First of all, this statement is just blatant editorializing, as is the phrase from the paragraph before this, which said: "Doing so would not only cut consumers' power bills, but virtually eliminate the need to build new carbon-spewing power plants."

For God's sake. Carbon spewing?

Imagine applying this ridiculous logic to any other commercial activity. "If every Oregonian agreed to reduce his consumption of sugar by 4 grams a day, we could virtually eliminate the need to build new carbon-spewing sugar processing plants."

The world view that underlies this attitude is that producing stuff is an evil to be minimized. That there is virtue in producing less.

As per usual, this is entirely backwards. There is virtue in productive activity. The more we produce, the better off we collectively are. The more jobs there are, the more well being there is for even the least productive among us.

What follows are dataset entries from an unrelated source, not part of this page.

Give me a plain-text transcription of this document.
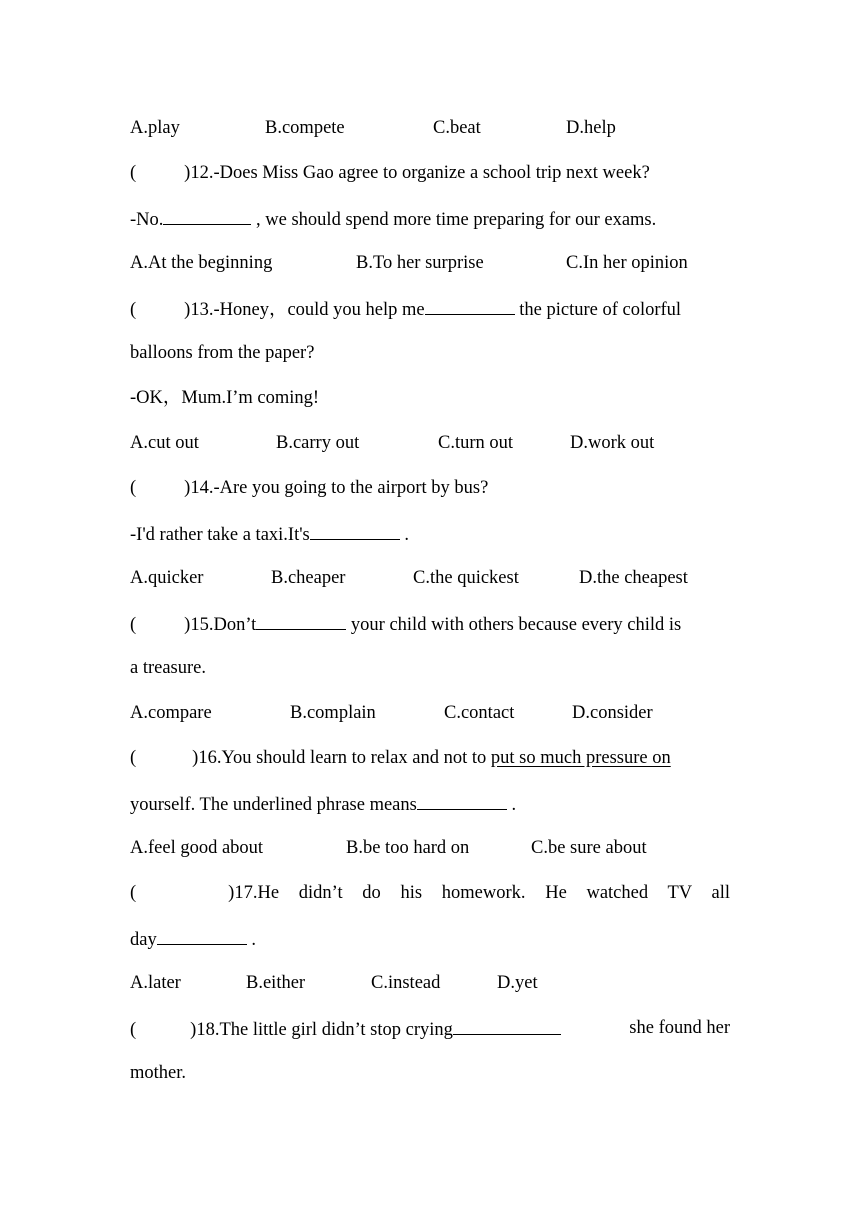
A.play	B.compete	C.beat	D.help
(	)12.-Does Miss Gao agree to organize a school trip next week?
-No.	, we should spend more time preparing for our exams.
A.At the beginning	B.To her surprise	C.In her opinion
(	)13.-Honey，could you help me	the picture of colorful
balloons from the paper?
-OK，Mum.I’m coming!
A.cut out	B.carry out	C.turn out	D.work out
(	)14.-Are you going to the airport by bus?
-I'd rather take a taxi.It's	.
A.quicker	B.cheaper	C.the quickest	D.the cheapest
(	)15.Don’t	your child with others because every child is
a treasure.
A.compare	B.complain	C.contact	D.consider
(	)16.You should learn to relax and not to put so much pressure on
yourself. The underlined phrase means	.
A.feel good about	B.be too hard on	C.be sure about
(	)17.He didn’t do his homework. He watched TV all
day	.
A.later	B.either	C.instead	D.yet
(	)18.The little girl didn’t stop crying	she found her
mother.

This is the same attitude that created that bumper sticker: "Live simply so others can simply live." Exactly, 180 degrees wrong. You want others to live better? Live as lavishly as you possibly can. Produce as much as you can, make as much money as you can, and spend that money to make your life as comfortable as you can possibly afford.

THAT is what will help others to live better. Because every little thing you buy in pursuit of your own hedonistic pleasure must be produced by someone else. They get paid for producing it, and are able to then afford the things they themselves want.

Imagine what would happen to the world economy if we took the advice of this bumber sticker? let's say every single one of us reduced our consumption of everthing we use by, say, 30%. Any idea how many people would lose their livelihoods and be thrown into poverty? Millions. Hundreds of millions worldwide.

Why don't these people understand this? Why do we have to constantly open up the Oregonian and get another lecture on why we should consume less?

Little wonder the Oregonian has found itself needing to produce fewer and fewer newspapers each day.

Saturday, September 12, 2009

Sorry for the inconvenience!

Here's a very interesting story from Missouri about a woman complaining to the Sherriff about being inconvenienced by a funeral procession for a soldier killed in Afghanistan.

What an incredibly poignant response from the Sherriff who responded to her email. It read, in part:

"While you were being inconvenienced in your car on your way home, there were soldiers just like Sergeant Woods carrying 100+ pounds of equipment in 120 degree heat, up some mountain or in the middle of some desert. They will shower out of a helmet liner if they get the chance. They will eat a cold meal of MRE's; something most people would consider garbage. They cannot text their family or friends, or go to McDonalds, or watch TV. They can only continue the mission and look out after the guy to the left and right of them. They don't complain because they know they volunteered. The only thing they ask is that we do not forget the sacrifices they have made."